Wednesday, May 9, 2012

Oh wait! Quantile regression wins!



* Stata simulation to estimate performance of quantile regression at
* different quantiles compared with other alternatives.

clear
set obs 10000
set seed 101

gen x1 = runiform()
* Single exogenous x

gen u = rnormal()
* Single uncorrelated error u

gen beta=1
  label var beta "True Beta"
* At first beta is = 1

gen y0 = u

gen y = beta*x1 + y0
* Generate a starting point for y

forv i=1/20 {
  cap drop ytile
  * Removes old ytile from the data
  xtile ytile=y, nq(100)
  * Generates a variable that orders all of the
  * y variables into 100 quantiles
  qui replace beta = 8-((200+ytile)*.21)^.5
  * beta goes from  4-31/20)^.5 to 4-(133/20)^.5 which is
  * a range of 1.25 to 2.6 ish.
  replace y = beta*x1 + u + 190

  di "`i'"
}
* This repetitive routine makes it so that beta is smoothly related to y

  replace y = y-190
* Make y closer a small range so that the beta hat seems more effective

line beta y, sort
* We can see the beta function is changing effect accross the different
* quantiles of y.  We can see that if x1 is a policy variable then because
* x1 is greater for lower ys and smaller for higher ys.  Then the effect of
* sign of the betas is to keep the variance in y constant or even decrease
* it.  It is possible for the variance in y to still be larger if the
* variances of the xs are larger since in effect we are adding two random
* variables together.

sum y y0
gen beta_hat=.
  label var beta_hat "Estimated Beta from qreg"
gen beta_hat1=.
  label var beta_hat1 "Estimated Beta from reg at quantile"
gen beta_hat2=.
  label var beta_hat2 "Estimated Beta from reg at quantile with overlap"
gen beta_hat3=.
  label var beta_hat3 "Estimated Beta from qreg at quantile with overlap"

forv i =1/100 {
  cap qreg y x1, quantile(`=`i'/100')
  * This tells stata to do a quantile regression at every point
  * the 'cap' tells it not to stop if there is an error.

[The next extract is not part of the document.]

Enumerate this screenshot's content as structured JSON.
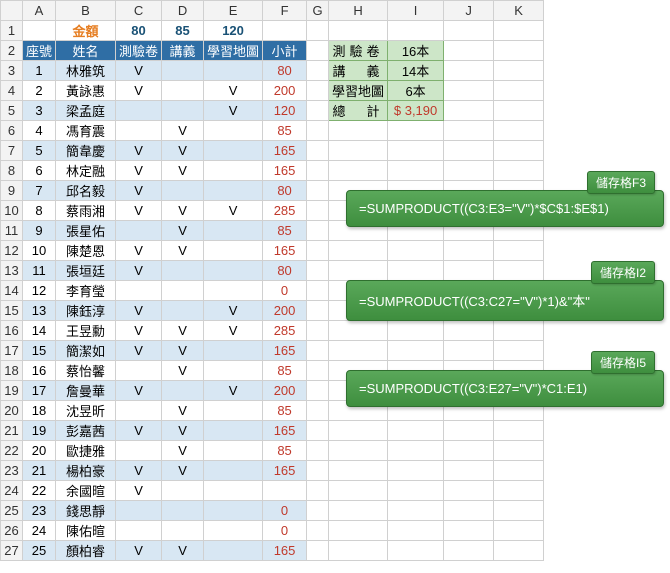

  if _rc==0 qui replace beta_hat=_b[x1] if ytile==`i'
  * _rc==0 then it means there was no error in the previous quantile regression

  * This does a regression for each of the 100 quantiles
  cap reg y x1 if ytile==`i'
  * This tells stata to do a regression only in the specific quantile
  * the 'cap' tells it not to stop if there is an error.

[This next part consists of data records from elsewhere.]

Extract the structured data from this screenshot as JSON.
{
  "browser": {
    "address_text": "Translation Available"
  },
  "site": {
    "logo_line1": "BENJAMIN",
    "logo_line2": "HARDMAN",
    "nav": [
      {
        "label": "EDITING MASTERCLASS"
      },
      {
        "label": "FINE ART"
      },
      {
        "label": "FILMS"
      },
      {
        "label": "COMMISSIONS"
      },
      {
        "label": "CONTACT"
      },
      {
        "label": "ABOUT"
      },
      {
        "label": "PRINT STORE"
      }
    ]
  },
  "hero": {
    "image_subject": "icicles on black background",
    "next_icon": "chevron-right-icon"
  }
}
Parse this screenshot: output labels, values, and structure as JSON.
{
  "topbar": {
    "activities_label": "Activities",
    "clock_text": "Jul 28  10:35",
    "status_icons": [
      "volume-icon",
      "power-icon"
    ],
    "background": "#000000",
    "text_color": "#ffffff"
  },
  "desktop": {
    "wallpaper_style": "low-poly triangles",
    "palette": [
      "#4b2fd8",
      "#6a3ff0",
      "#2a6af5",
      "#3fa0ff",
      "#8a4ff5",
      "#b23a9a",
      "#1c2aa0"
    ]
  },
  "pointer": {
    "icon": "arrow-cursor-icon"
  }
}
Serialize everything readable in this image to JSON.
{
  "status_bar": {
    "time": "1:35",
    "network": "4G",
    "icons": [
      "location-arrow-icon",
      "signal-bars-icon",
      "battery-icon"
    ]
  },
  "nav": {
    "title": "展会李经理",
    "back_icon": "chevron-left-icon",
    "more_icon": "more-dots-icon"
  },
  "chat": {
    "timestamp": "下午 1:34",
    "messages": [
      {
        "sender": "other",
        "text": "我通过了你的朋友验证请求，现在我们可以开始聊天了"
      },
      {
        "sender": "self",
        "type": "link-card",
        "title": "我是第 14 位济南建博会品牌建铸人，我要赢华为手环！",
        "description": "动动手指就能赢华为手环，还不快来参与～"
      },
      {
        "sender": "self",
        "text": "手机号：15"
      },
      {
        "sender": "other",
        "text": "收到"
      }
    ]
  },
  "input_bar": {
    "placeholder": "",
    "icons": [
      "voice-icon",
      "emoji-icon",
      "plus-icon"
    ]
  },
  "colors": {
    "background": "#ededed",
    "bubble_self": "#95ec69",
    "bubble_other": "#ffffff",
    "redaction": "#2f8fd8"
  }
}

  if _rc==0 qui replace beta_hat1=_b[x1] if ytile==`i'
  * _rc==0 then it means there was no error in the previous regression


  * This does a regression for each of the 100 quantiles but allows for
  * overlap.  We expect that the estimated betas will not be independent
  * because there is overlap in the sample.
  cap reg y x1 if ytile<= `i'+15 & ytile>= `i'-15
  * This tells stata to do a regression only in the specific quantile
  * the 'cap' tells it not to stop if there is an error.

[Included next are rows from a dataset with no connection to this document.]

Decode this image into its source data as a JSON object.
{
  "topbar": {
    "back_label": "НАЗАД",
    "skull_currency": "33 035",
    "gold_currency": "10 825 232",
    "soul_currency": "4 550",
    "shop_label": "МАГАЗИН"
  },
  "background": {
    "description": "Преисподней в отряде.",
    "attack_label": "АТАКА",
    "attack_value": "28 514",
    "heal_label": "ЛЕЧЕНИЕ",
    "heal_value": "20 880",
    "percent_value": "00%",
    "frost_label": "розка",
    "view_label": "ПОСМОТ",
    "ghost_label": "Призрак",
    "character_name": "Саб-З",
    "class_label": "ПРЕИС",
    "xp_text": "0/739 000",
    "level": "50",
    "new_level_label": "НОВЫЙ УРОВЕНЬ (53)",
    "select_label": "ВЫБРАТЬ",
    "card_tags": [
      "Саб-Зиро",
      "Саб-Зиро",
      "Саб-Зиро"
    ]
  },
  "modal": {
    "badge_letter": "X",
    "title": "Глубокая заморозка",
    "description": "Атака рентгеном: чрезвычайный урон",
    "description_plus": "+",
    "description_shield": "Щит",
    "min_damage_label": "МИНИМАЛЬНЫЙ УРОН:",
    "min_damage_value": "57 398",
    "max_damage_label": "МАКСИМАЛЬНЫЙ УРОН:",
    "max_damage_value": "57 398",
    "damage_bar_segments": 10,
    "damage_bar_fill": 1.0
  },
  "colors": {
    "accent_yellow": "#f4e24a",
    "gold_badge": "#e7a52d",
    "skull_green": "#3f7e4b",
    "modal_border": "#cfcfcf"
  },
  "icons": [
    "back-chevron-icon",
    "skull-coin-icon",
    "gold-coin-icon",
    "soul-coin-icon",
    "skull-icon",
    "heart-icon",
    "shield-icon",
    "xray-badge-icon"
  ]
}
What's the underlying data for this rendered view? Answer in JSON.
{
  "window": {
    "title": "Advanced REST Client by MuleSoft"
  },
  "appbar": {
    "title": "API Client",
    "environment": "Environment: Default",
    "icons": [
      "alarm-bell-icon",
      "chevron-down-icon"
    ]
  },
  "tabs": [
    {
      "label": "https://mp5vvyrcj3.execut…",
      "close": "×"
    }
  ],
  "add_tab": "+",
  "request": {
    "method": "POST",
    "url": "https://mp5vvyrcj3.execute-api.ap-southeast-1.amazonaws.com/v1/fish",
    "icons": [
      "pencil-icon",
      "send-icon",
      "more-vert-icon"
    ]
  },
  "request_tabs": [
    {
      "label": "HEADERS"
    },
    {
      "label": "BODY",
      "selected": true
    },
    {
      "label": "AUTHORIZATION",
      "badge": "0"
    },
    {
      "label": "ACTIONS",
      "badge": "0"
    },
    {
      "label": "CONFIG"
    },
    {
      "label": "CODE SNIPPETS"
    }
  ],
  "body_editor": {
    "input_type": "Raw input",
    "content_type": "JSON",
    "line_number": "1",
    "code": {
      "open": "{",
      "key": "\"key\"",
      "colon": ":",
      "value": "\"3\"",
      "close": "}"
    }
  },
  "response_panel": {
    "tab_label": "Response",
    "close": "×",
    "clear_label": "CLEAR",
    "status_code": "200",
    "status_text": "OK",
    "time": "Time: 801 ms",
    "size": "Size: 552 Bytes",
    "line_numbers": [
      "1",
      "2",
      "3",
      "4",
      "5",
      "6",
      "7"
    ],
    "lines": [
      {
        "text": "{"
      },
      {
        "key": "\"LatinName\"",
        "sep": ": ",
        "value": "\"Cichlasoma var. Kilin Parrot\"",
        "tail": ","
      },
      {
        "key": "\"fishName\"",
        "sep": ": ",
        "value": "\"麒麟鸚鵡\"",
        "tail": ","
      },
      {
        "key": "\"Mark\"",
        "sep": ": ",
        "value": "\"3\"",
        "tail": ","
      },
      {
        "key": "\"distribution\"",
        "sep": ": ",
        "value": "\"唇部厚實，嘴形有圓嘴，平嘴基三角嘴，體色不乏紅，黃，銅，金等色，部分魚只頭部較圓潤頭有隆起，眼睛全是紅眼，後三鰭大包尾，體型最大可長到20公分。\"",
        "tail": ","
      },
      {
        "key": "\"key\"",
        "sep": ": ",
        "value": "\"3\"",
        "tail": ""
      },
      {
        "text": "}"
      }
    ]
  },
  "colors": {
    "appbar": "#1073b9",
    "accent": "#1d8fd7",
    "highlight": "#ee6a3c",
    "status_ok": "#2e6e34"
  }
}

  if _rc==0 qui replace beta_hat2=_b[x1] if ytile==`i'
  * _rc==0 then it means there was no error in the previous regression

  cap qreg y x1 if ytile<= `i'+15 & ytile>= `i'-15
  * This tells stata to do a regression only in the specific quantile
  * the 'cap' tells it not to stop if there is an error.

  if _rc==0 qui replace beta_hat3=_b[x1] if ytile==`i'
  * _rc==0 then it means there was no error in the previous regression

  di _continue " `i'"
}

two (line beta y, sort) (line beta_hat y, sort) (line beta_hat1 y, sort) (line beta_hat2 y, sort), title(Results of Qreg)

two (connected beta ytile, sort) (line beta_hat ytile, sort) (line beta_hat1 ytile, sort) ///
 (line beta_hat2 ytile, sort) (line beta_hat3 ytile, sort), title(Qreg against semi-parametric alternatives) legend(on size(vsmall))

* Compared to other estimators, quantile regreesion is working awesome!